La Corée du Nord tire trois missiles, dont un ICBM, au lendemain de la visite de Biden en Asie

  • Selon Séoul, au moins trois missiles ont été tirés depuis Sunan, dans la banlieue de Pyongyang, en direction de la mer du Japon
  • Cette salve, l'une de la vingtaine tirée jusqu'ici par Pyongyang cette année, a provoqué en réponse des tirs de missiles et la mobilisation d'avions de chasse américains et sud-coréens

SEOUL: La Corée du Nord a tiré mercredi un "missile balistique intercontinental (ICBM) présumé", a déclaré l'armée sud-coréenne, quelques heures après le départ de la région du président Américain Joe Biden, venu en Asie notamment pour réaffirmer son soutien à Séoul et Tokyo face à la menace nucléaire de Pyongyang.

Selon Séoul, au moins trois missiles ont été tirés depuis Sunan, dans la banlieue de Pyongyang, en direction de la mer du Japon, à 06H00 (21H00 GMT), 06H37 et 06H42.

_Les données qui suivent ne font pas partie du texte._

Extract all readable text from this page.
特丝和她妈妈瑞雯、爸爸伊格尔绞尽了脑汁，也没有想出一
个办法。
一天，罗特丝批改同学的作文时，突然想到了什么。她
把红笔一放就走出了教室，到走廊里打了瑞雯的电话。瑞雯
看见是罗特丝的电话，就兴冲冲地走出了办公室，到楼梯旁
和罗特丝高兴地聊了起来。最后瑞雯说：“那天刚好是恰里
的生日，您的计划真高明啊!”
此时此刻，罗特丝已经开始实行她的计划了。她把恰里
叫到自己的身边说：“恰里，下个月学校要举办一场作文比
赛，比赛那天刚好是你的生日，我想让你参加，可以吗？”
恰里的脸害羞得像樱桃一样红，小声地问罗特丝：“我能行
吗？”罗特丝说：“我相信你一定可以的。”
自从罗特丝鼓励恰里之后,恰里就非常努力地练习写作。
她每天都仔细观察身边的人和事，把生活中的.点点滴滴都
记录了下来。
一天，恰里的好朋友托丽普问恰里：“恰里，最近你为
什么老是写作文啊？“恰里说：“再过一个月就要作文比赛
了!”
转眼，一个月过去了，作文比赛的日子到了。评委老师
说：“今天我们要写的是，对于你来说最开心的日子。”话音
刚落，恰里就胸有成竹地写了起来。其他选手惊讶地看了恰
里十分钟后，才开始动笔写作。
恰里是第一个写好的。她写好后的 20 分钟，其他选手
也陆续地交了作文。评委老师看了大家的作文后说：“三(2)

Cette salve, l'une de la vingtaine tirée jusqu'ici par Pyongyang cette année, a provoqué en réponse des tirs de missiles et la mobilisation d'avions de chasse américains et sud-coréens, les deux pays dénonçant les "provocations" continuelles du régime nord-coréen. 

Séoul a dénoncé "un acte illégal en violation directe des résolutions du Conseil de sécurité des Nations unies", a déclaré le gouvernement sud-coréen à la suite d'une réunion du Conseil national de sécurité.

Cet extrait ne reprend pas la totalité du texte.